Following a previous post about Minimalist sculpture, I would like to delve further into this field. In 1990, the art historian Anna Chave published a paper, “Minimalism and the Rhetoric of Power”, on Arts Magazine. The work is a sharp analysis of Minimalism’s communicative devices and approach to the matters of display and experience. I am not going to review the piece. Rather, I would like to develop some of the arguments put forward by the author to show a variety of interesting aspects of Minimalist art: the role of industrial materials; the idea of the artist as a labourer; the importance of the exhibition space.
In his essay “Specific Objects”, the Minimalist artist Donald Judd emphasises the importance of new industrial materials in the production of sculpture. Judd himself worked with a variety of media from plexiglass to galvanised iron. Other sculptors such as Carl Andre showed a similar interest in new ways to construct interesting forms. In Six-Metal Fugue (for Mendelev), he arranged 1296 squared tiles made of six different metals, arranged in a pattern based on their atomic number from the lowest (aluminium) to the highest (lead). According to Chave, the use of innovative materials helped Minimalist artists fashion themselves as makers of industry and technology. However, we should not mistake this attitude for an endorsement of Capitalism. Carl Andre declared himself to be a Marxist and Robert Morris supported the idea of artists as labourers, apparently refusing ideas of individualistic glorification. Of course, beyond the statements, it is worth noting that these artists reached soon a great fame in the Western Capitalist art world and Morris was blessed with a solo show at the Whitney Museum and a retrospective at Tate as early as in 1970 and 1971 respectively.
Minimalist art asserts its presence physically by occupying the exhibition space with solid masses of significant size. Chave calls this a “domineering, sometimes brutal rhetoric” which aims at controlling both the world inhabited by the gallery and the viewers’ aesthetic experience. Once, Carl Andre had one its pieces removed from a gallery. The work was made of timber blocks and it was causing the floor to collapse under its weight.
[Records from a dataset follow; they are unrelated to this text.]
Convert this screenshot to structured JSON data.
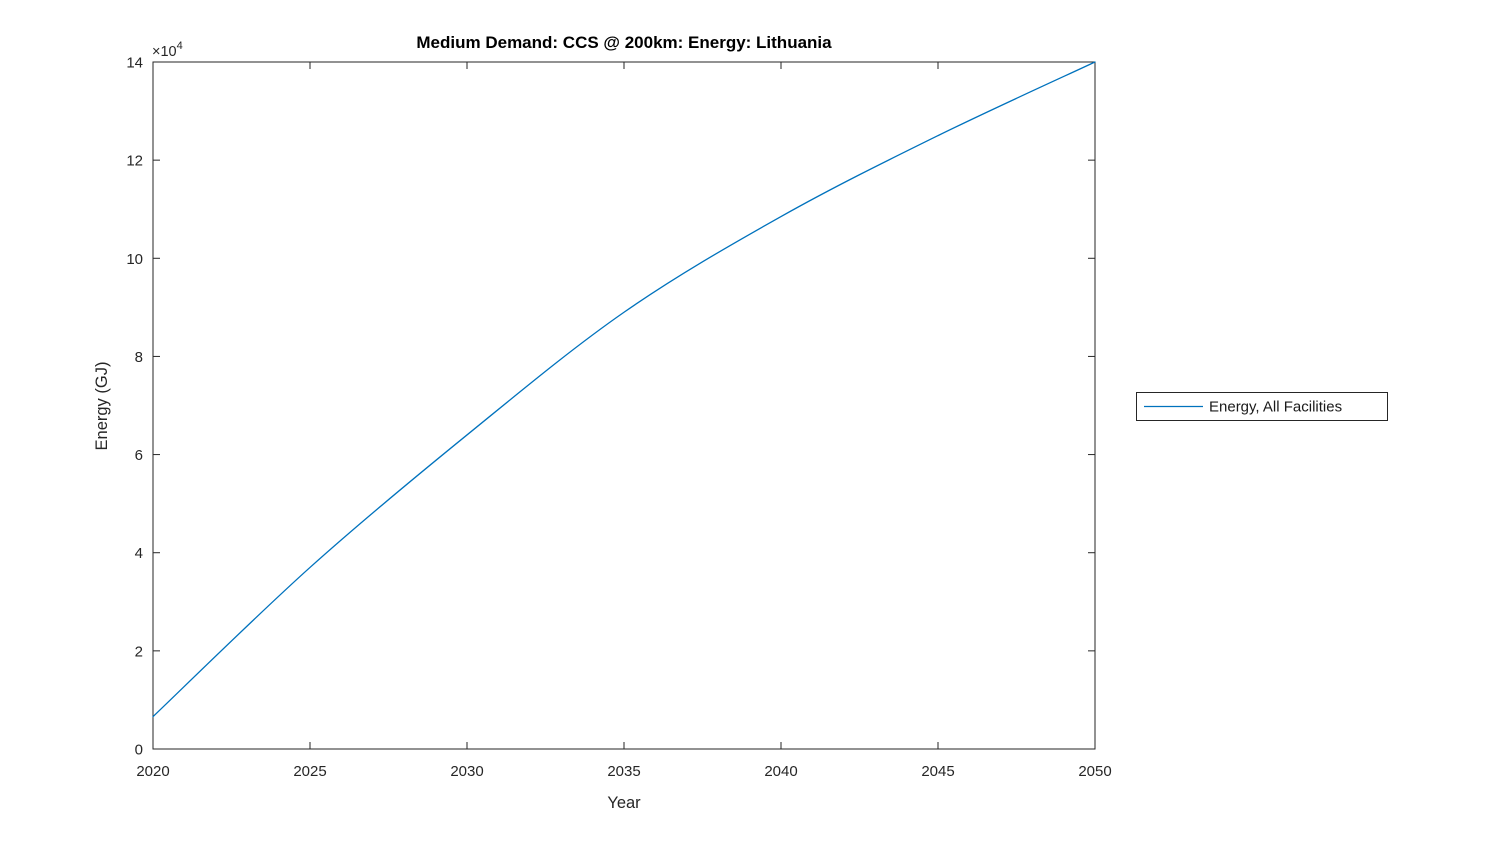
{
  "chart_data": {
    "type": "line",
    "title": "Medium Demand: CCS @ 200km: Energy: Lithuania",
    "xlabel": "Year",
    "ylabel": "Energy (GJ)",
    "series": [
      {
        "name": "Energy, All Facilities",
        "color": "#0072BD",
        "x": [
          2020,
          2025,
          2030,
          2035,
          2040,
          2045,
          2050
        ],
        "values": [
          6600,
          37000,
          64000,
          89000,
          108500,
          125000,
          140000
        ]
      }
    ],
    "xlim": [
      2020,
      2050
    ],
    "ylim": [
      0,
      140000
    ],
    "xticks": [
      2020,
      2025,
      2030,
      2035,
      2040,
      2045,
      2050
    ],
    "xtick_labels": [
      "2020",
      "2025",
      "2030",
      "2035",
      "2040",
      "2045",
      "2050"
    ],
    "yticks": [
      0,
      20000,
      40000,
      60000,
      80000,
      100000,
      120000,
      140000
    ],
    "ytick_labels": [
      "0",
      "2",
      "4",
      "6",
      "8",
      "10",
      "12",
      "14"
    ],
    "grid": false,
    "legend_position": "outside-right"
  },
  "y_multiplier": {
    "base": "×10",
    "exp": "4"
  },
  "colors": {
    "line": "#0072BD",
    "axis": "#262626",
    "tick_label": "#262626",
    "title": "#000000",
    "background": "#ffffff",
    "legend_border": "#262626",
    "legend_background": "#ffffff"
  }
}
Following the accident, the artist declared that he wanted to “seize and hold the space […] not simply fill it”. This episode may support Chave’s argument. Indeed, it shows that Minimalist artists were well aware of the issues of display and perception. For this reason, the Formalist critic Michael Fry criticised Minimalism as a “theatrical” art form (“Art and Objecthood”) and dismissed it as a failure to answer to poorer aesthetic concerns.
After the ideals of pure aesthetics propagated by Abstract Expressionism, Minimalism attempted to recover the idea of a mediated aesthetic experience. For instance, Morris was interested in Modern theories of perception and was a follower of the so-called gestalt psychology, which played an important part in its creations. Chave sees these elements as an exercise of the artist’s control over the passive viewer. In fact, I believe this may be an exaggeration, as visible from a variety of statements by the artist themselves. For example, Judd’s interview with Michael Archer shows that the artist accepted chance in his work and that his method was much more tentative than Chave would let us think with her “rhetoric of power” theory. Nonetheless, this remains an intriguing theory which helps us catch a glimpse of the innovative methods employed by Minimalist artists in a period of great social and political turmoil such as the 1960s.